UFG materials demonstrate enhanced biomedical properties, but the level of biocompatibility is strongly influenced by the substrate surface quality. Etching and formation of bioactive coatings contribute to the increase of biocompatibility.

The formation of UFG structures has a great positive effect on the manifestation of the shape memory effect and the superelasticity of materials. For example, the reactive force increases and the temperature range of the shape memory effect decreases.

Chapter 3 not only describes numerous examples of achieving unique multifunctional properties of nanostructured materials obtained by SPD techniques but also discusses their physical origin related to the influence of nanostructuring on the deformation and transport mechanisms that determine the properties of nanomaterials.

A continuous effort has been made in the research field of processing of ultrafine-grained materials (UFG) through the application of severe plastic deformation (SPD) over the last three decades.
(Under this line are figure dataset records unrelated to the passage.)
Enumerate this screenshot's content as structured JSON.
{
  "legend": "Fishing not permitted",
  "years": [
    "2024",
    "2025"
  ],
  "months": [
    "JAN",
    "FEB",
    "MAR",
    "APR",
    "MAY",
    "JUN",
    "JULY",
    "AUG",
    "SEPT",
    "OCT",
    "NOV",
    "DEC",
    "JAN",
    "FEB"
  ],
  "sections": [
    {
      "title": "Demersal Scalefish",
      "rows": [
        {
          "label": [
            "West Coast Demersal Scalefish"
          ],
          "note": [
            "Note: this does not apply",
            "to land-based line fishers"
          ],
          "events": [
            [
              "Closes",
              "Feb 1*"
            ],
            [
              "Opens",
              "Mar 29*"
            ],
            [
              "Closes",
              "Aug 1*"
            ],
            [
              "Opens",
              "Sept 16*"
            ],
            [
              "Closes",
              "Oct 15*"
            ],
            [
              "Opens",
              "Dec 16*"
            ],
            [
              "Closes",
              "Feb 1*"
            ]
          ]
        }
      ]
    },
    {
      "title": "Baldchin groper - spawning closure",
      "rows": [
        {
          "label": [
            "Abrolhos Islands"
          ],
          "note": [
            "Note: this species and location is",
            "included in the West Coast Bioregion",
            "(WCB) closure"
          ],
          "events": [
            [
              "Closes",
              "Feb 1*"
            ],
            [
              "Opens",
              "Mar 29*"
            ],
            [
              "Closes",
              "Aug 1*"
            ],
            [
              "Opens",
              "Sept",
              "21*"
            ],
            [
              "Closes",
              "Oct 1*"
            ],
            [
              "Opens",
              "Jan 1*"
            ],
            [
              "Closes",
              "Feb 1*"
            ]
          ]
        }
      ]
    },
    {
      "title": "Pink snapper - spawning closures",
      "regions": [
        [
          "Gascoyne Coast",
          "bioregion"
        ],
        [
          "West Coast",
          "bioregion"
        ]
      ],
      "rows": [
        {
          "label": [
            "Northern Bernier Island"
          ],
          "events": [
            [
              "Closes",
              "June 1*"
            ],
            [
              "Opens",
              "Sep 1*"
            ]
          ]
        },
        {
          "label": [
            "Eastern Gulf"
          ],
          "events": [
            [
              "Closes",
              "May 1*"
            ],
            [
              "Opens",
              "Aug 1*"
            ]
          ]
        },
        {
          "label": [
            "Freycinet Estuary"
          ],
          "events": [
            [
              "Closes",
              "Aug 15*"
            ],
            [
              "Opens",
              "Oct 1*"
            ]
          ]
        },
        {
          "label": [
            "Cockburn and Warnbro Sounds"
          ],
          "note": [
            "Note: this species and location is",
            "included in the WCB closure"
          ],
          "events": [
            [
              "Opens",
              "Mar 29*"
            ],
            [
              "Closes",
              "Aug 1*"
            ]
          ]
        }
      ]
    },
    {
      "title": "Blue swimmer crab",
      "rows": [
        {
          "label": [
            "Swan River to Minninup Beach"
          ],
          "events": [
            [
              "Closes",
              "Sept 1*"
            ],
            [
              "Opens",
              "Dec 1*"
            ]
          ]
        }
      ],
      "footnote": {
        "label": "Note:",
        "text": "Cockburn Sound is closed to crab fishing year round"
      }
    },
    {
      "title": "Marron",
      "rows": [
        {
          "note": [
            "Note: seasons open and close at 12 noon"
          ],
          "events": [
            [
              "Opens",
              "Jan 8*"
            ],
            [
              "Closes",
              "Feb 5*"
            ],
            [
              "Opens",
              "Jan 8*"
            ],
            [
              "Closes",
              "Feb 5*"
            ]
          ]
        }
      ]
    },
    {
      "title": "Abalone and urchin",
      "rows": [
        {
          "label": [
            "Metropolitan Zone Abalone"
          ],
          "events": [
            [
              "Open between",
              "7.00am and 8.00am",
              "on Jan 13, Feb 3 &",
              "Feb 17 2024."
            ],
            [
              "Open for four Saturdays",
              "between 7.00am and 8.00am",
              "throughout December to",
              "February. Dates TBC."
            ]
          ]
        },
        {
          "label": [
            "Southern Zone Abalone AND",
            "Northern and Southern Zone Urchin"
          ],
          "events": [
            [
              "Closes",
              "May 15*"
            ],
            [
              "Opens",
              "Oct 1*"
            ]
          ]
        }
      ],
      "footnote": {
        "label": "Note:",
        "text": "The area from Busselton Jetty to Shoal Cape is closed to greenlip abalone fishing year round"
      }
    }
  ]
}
In particular, a new research focus was developed for the utilization of conventional SPD techniques with some modification in the procedures to synthesize advanced, hybrid nanocrystalline metals and materials demonstrating exceptional mechanical properties and functionalities. Hybrid nanocrystalline materials refer to composites consisting of two or more constituents at the nanometer level or the nano-to-micro level, leading to a gradient or heterogeneous microstructure formation. Accordingly, this chapter describes the recent developments in strategies for the formation of bulk nanostructured metal systems and UFG materials from powders and dissimilar bulk metals. The further sections discuss the uniquely tuned nanostructures, heterostructures, and multilayered laminates and their improved mechanical properties and additional functionalities of the hybrid nanocrystalline materials processed by different SPD techniques. Recent developments on architecturing of heterostructured nanostructures and their possible future applications are also discussed by considering SPD techniques-nanostructures synergy.

Ultrafine-grained (UFG) materials are innovative and quite promising for wide application. The important advantage associated with the use and commercialization of UFG materials includes first of all their advanced properties, also production efficiency is important due to the development of new SPD technique.

This chapter discusses the innovative potential and practical applications of UFG materials. Titanium implants made of nanoTi are promising for dentistry and orthopedics. UFG copper alloys can be used for making electrodes for welding. UFG composites based on copper matrix and WС are attractive for manufacturing current carrying cores, electric motors, contact wires. Nanocrystalline alloy Cu–10 at.% Ta is an exciting example illustrating the possibility of increasing thermal stability at elevated temperatures by creating clusters of the alloying element on the grain boundaries, preventing their migration. Another example of successful production of aluminum alloy 6101 wires with improved mechanical properties and high electrical conductivity by SPD processing has been demonstrated. The prospects of using UFG metallic alloys as promising materials for hydrogen storage and transportation have been analyzed. Manifestations of the shape memory effect are of great interest for the use of UFG alloys in medicine, as a material for joining pipes and other practical applications. Nanostructured magnetic materials are promising for the creation of new high-speed electric machines with high strength and less energy dissipation. The small grain size not only provides increased strength but also preserves the homogeneous microstructure and isotropic properties while miniaturizing products.